Von einer solchen prachtvollen Liturgie ist ein heutiges Kirchweihfest weit entfernt. Der Ritus der Kirchweihe erinnert nur noch an einigen Stellen daran. Auch eine Kirche soll ein Haus Gottes sein, ein Wohn- und Begegnungsort zwischen ihm und den Menschen. Bei einer Kirchweihe wird nach der Weihe des Altars die Kirche mit Weihrauch erfüllt. Der Rauch steht für die Gebete und Gaben des Gottesvolkes, aber zugleich erinnert er an die Wolke, unter der sich die Herrlichkeit Gottes verbirgt. Der Rauch zeigt an: Hier ist Gott zu finden. Daher werden in der Heiligen Messe die Orte göttlicher Gegenwart durch den Rauch identifiziert, die Eucharistie zum Beispiel und das Evangelium. Der Kirchweiheritus weist aber auf eine wichtige Akzentverschiebung. In der Weihe einer Kirche geht es nie allein um das Gebäude. In den liturgischen Anweisungen heißt es: „Die Beräucherung des Kirchenraumes bedeutet, dass dieser durch die Weihe zum Haus des Gebetes wird. Vor allem aber wird das Volk Gottes beräuchert. Denn es ist der lebendige Tempel Gottes, und jeder Gläubige ist ein geistiger Altar.“[1]

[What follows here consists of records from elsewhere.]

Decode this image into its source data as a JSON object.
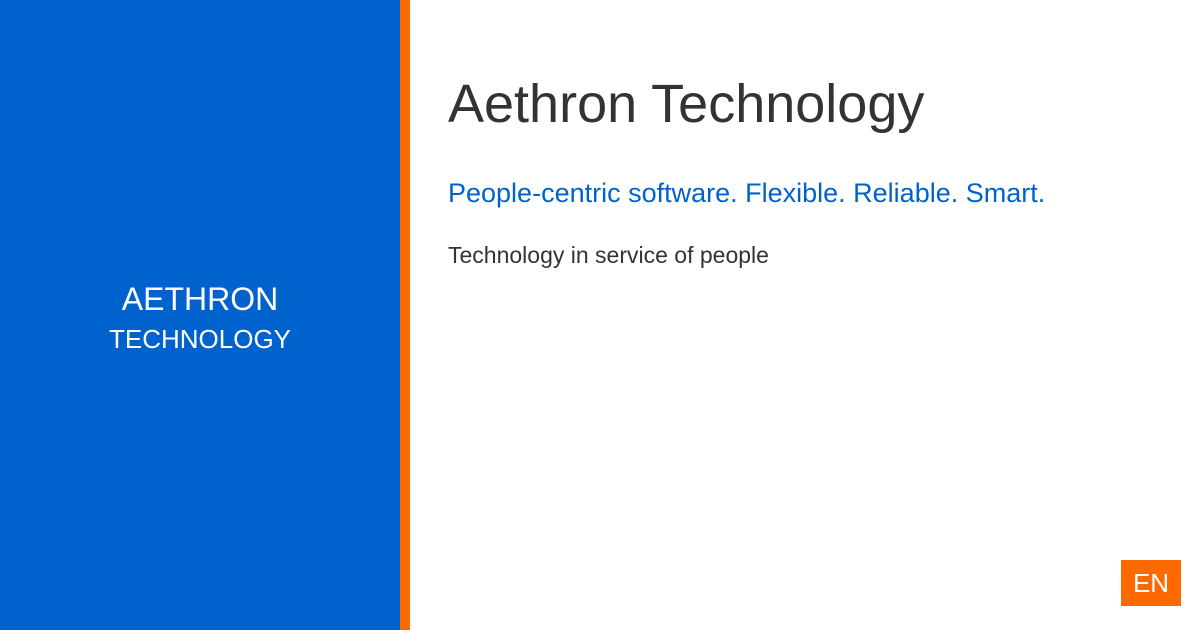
{
  "brand": {
    "line1": "AETHRON",
    "line2": "TECHNOLOGY"
  },
  "main": {
    "title": "Aethron Technology",
    "tagline": "People-centric software. Flexible. Reliable. Smart.",
    "subtext": "Technology in service of people"
  },
  "language": {
    "label": "EN"
  },
  "colors": {
    "brand_blue": "#0062cc",
    "accent_orange": "#ff6a00",
    "text_dark": "#333333"
  }
}
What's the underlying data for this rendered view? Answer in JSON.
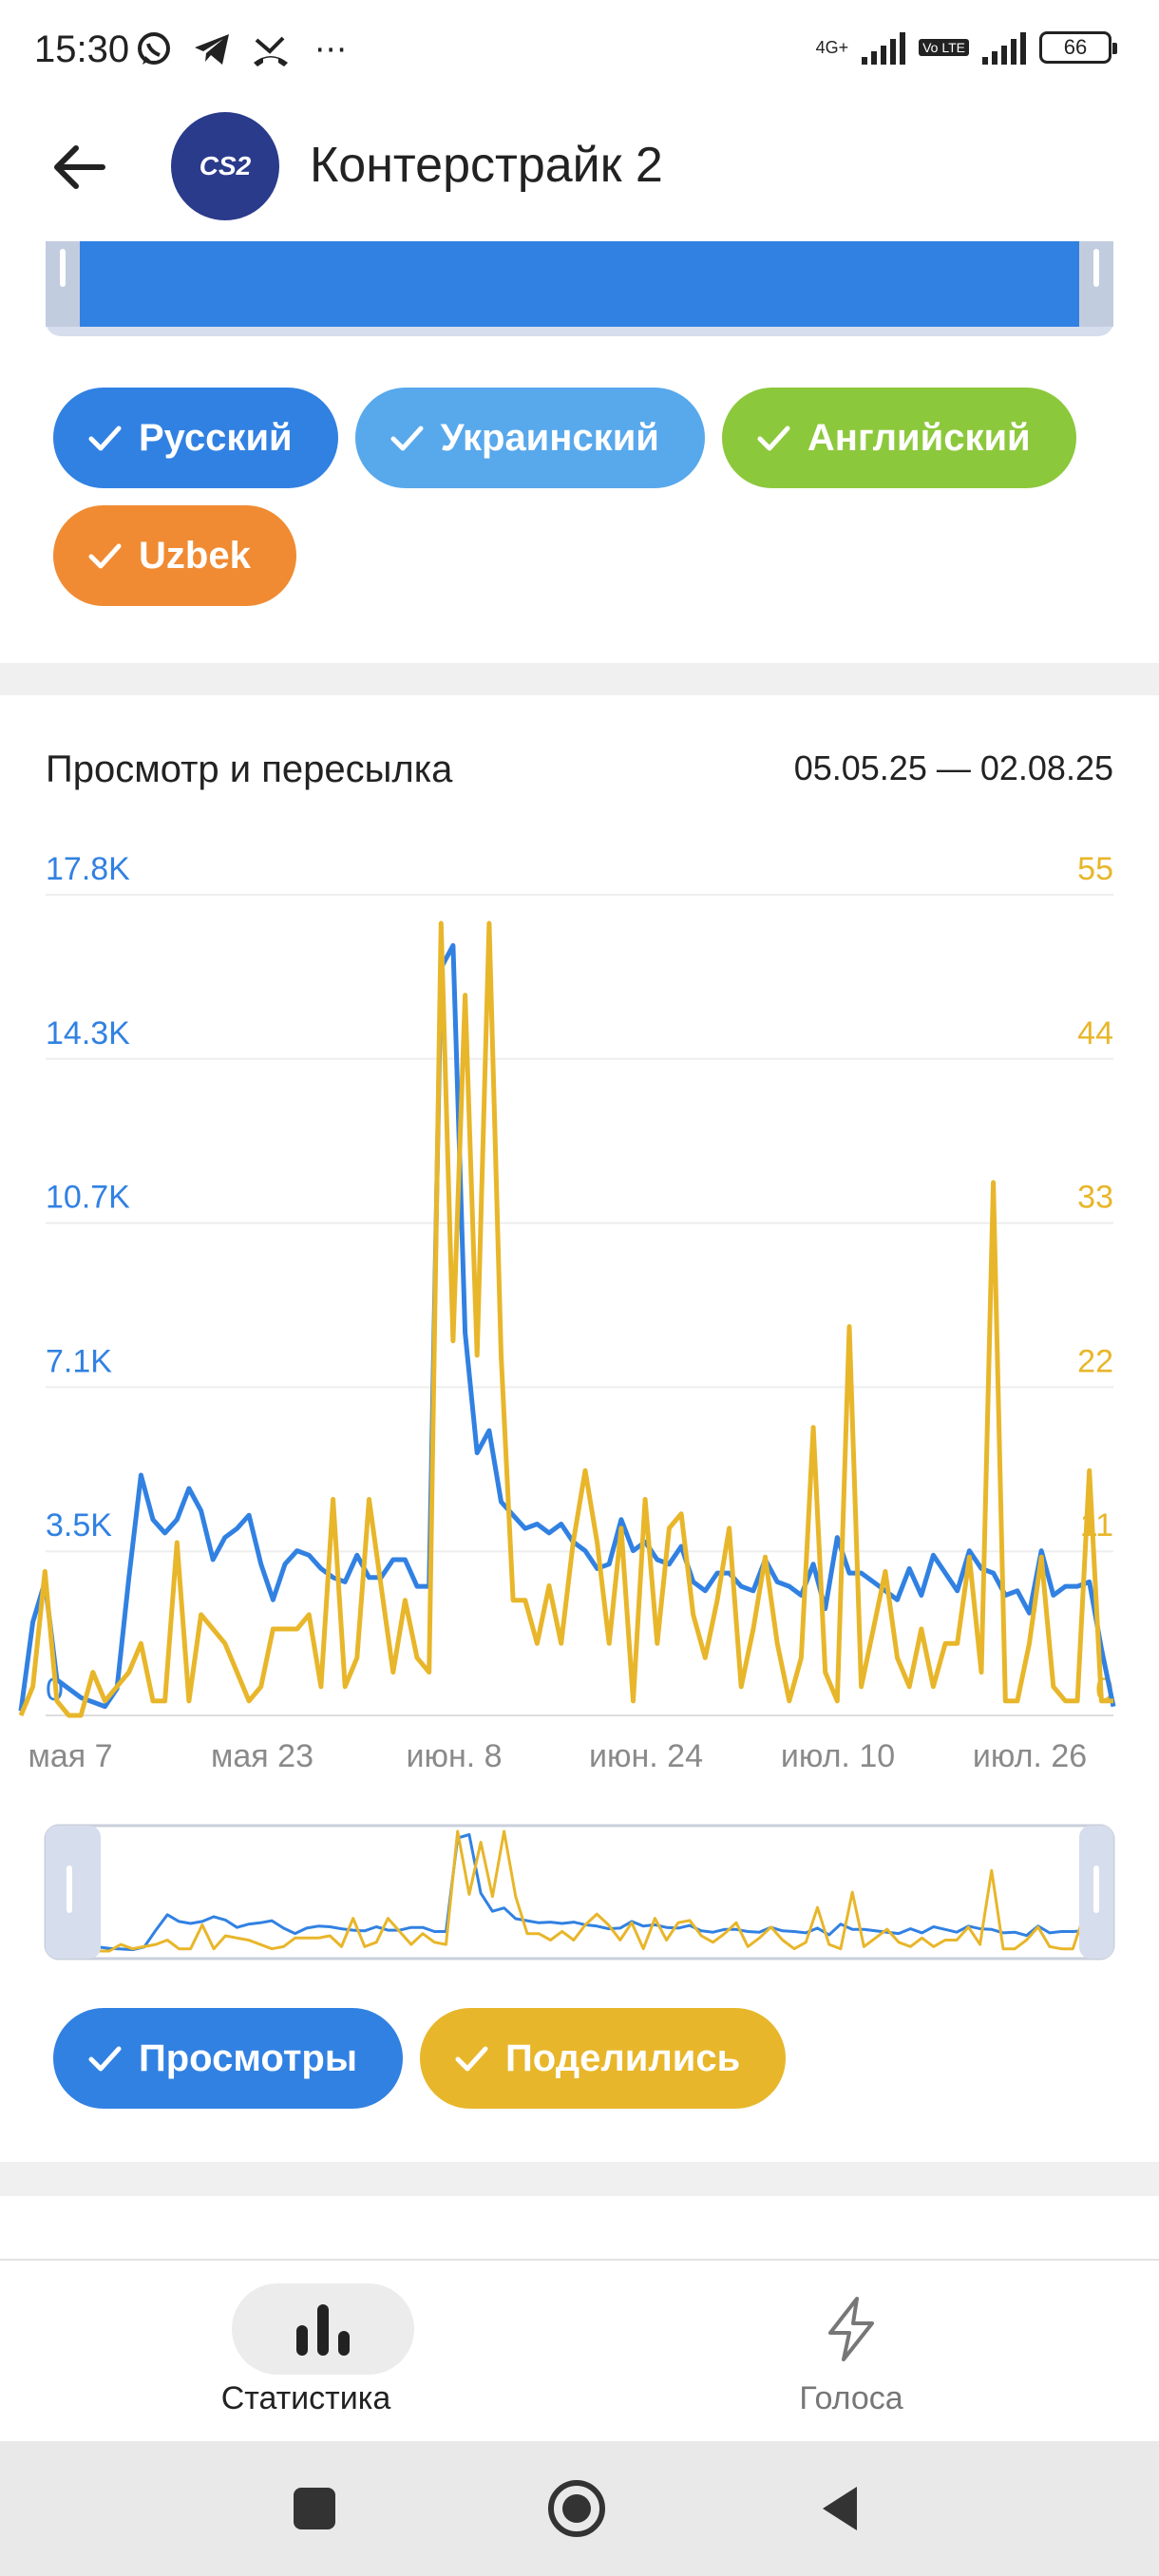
{
  "status_bar": {
    "time": "15:30",
    "network": "4G+",
    "volte": "Vo LTE",
    "battery": "66",
    "icons": [
      "whatsapp-icon",
      "telegram-icon",
      "missed-call-icon",
      "more-icon"
    ]
  },
  "app_bar": {
    "avatar_text": "CS2",
    "title": "Контерстрайк 2"
  },
  "language_filters": [
    {
      "label": "Русский",
      "color": "#3181e2",
      "checked": true
    },
    {
      "label": "Украинский",
      "color": "#58a8ec",
      "checked": true
    },
    {
      "label": "Английский",
      "color": "#8cc83c",
      "checked": true
    },
    {
      "label": "Uzbek",
      "color": "#f08b33",
      "checked": true
    }
  ],
  "chart_section": {
    "title": "Просмотр и пересылка",
    "date_range": "05.05.25 — 02.08.25",
    "left_axis_labels": [
      "0",
      "3.5K",
      "7.1K",
      "10.7K",
      "14.3K",
      "17.8K"
    ],
    "right_axis_labels": [
      "0",
      "11",
      "22",
      "33",
      "44",
      "55"
    ],
    "x_axis_labels": [
      "мая 7",
      "мая 23",
      "июн. 8",
      "июн. 24",
      "июл. 10",
      "июл. 26"
    ]
  },
  "chart_data": {
    "type": "line",
    "title": "Просмотр и пересылка",
    "x_start": "2025-05-05",
    "x_end": "2025-08-02",
    "x_ticks": [
      "мая 7",
      "мая 23",
      "июн. 8",
      "июн. 24",
      "июл. 10",
      "июл. 26"
    ],
    "series": [
      {
        "name": "Просмотры",
        "axis": "left",
        "color": "#3181e2",
        "ylim": [
          0,
          17800
        ],
        "values": [
          100,
          2100,
          3000,
          800,
          600,
          400,
          300,
          200,
          600,
          3100,
          5400,
          4400,
          4100,
          4400,
          5100,
          4600,
          3500,
          4000,
          4200,
          4500,
          3400,
          2600,
          3400,
          3700,
          3600,
          3300,
          3100,
          3000,
          3600,
          3100,
          3100,
          3500,
          3500,
          2900,
          2900,
          16800,
          17300,
          8600,
          5900,
          6400,
          4800,
          4500,
          4200,
          4300,
          4100,
          4300,
          3900,
          3700,
          3300,
          3400,
          4400,
          3700,
          3900,
          3500,
          3400,
          3800,
          3000,
          2800,
          3200,
          3200,
          2900,
          2800,
          3500,
          3000,
          2900,
          2700,
          3400,
          2400,
          4000,
          3200,
          3200,
          3000,
          2800,
          2600,
          3300,
          2700,
          3600,
          3200,
          2800,
          3700,
          3300,
          3200,
          2700,
          2800,
          2300,
          3700,
          2700,
          2900,
          2900,
          3000,
          1500,
          200
        ]
      },
      {
        "name": "Поделились",
        "axis": "right",
        "color": "#e8b62a",
        "ylim": [
          0,
          55
        ],
        "values": [
          0,
          2,
          10,
          1,
          0,
          0,
          3,
          1,
          2,
          3,
          5,
          1,
          1,
          12,
          1,
          7,
          6,
          5,
          3,
          1,
          2,
          6,
          6,
          6,
          7,
          2,
          15,
          2,
          4,
          15,
          9,
          3,
          8,
          4,
          3,
          55,
          26,
          50,
          25,
          55,
          25,
          8,
          8,
          5,
          9,
          5,
          12,
          17,
          12,
          5,
          13,
          1,
          15,
          5,
          13,
          14,
          7,
          4,
          8,
          13,
          2,
          6,
          11,
          5,
          1,
          4,
          20,
          3,
          1,
          27,
          2,
          6,
          10,
          4,
          2,
          6,
          2,
          5,
          5,
          11,
          3,
          37,
          1,
          1,
          5,
          11,
          2,
          1,
          1,
          17,
          1,
          1
        ]
      }
    ]
  },
  "series_toggles": [
    {
      "label": "Просмотры",
      "color": "#3181e2",
      "checked": true
    },
    {
      "label": "Поделились",
      "color": "#e8b62a",
      "checked": true
    }
  ],
  "bottom_nav": {
    "items": [
      {
        "label": "Статистика",
        "icon": "bar-chart-icon",
        "active": true
      },
      {
        "label": "Голоса",
        "icon": "lightning-icon",
        "active": false
      }
    ]
  },
  "system_nav": {
    "buttons": [
      "recents-square-icon",
      "home-circle-icon",
      "back-triangle-icon"
    ]
  }
}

Wo also ist Gottes Wohnung? In Berlin habe ich in der Nationalgalerie ein interessantes Bild gesehen. Der Maler Fritz von Uhde zeigte auf ihm eine dunkle Bauernstube. Unter einer schwarz verrauchten Holzdecke hängt eine Öllampe. Das Licht fällt durch ein kleines Fenster im Hintergrund auf den Lehmboden. Die Tür zum Raum ist leicht angelehnt. Eine Bauernfamilie hat sich in der alltäglichen Arbeitskleidung um einen runden Tisch versammelt. Die Bäuerin trägt gerade eine Suppenschüssel auf den Tisch. Die Kinder, eine Magd und ein Knecht stehen hinter ihren Stühlen. Der Bauer selbst hat sich von seinem Platz aus umgewandt. Auch seine Frau wendet den Kopf scheinbar erstaunt nach links. Ihr gemeinsamer Blick fällt auf eine große Gestalt in blauem Gewand, die offenbar unvermittelt in den Raum getreten ist. Das Bild heißt „Das Tischgebet“ und der Untertitel: „Komm Herr Jesus, sei du unser Gast“. Dieses Gebet ist ja eine Einladung an Jesus, am eigenen Tisch Platz zu nehmen. Das Bild illustriert den Moment, an dem Christus dieser Einladung folgt. Im Grunde geschieht hier nichts anderes als bei der prächtigen Tempelweihe. Es wird ein Ort bereitet, an dem Gott Wohnung nehmen soll. Allerdings ist dieser Ort ungleich bescheidener als der Tempel. Es ist der Ort des Alltags. Ein unwürdiger Ort? Es steht uns nicht zu, Gott vorzuschreiben, an welchem Ort er sich aufhalten möchte. Wir müssen zugeben, dass angesichts seiner Größe jeder menschliche Ort für ihn unwürdig ist. Und trotzdem kommt er dorthin, wohin man ihn einlädt. Das Kirchweihfest ist also nur zum Teil ein Fest in Erinnerung an ein bestimmtes Gebäude. Es ist vielmehr auch eine Erinnerung daran, Gott einzuladen, als Einzelner und als Gemeinschaft des Gottesvolkes. Wenn es stimmt, was der Kirchweihritus sagt, ist jede / jeder Mensch „ein geistiger Altar“, also ein Ort, an dem Gott Wohnung nehmen kann. Das Evangelium vom Zöllner Zachäus zeigt gerade das: Es gibt keinen Ort, der Gottes unwürdig wäre, kein Haus, dass ihm zu schmutzig oder unbedeutend ist. Im Gegenteil: Dort wo er Gastfreundschaft findet möchte er einkehren. Und die Einkehr wird für den Gastgeber zur Umkehr, zum Ort der Erneuerung seiner Freundschaft zu Gott
[1] Die Feier der Kirchweihe, Pastorale Einführung Nr. 16.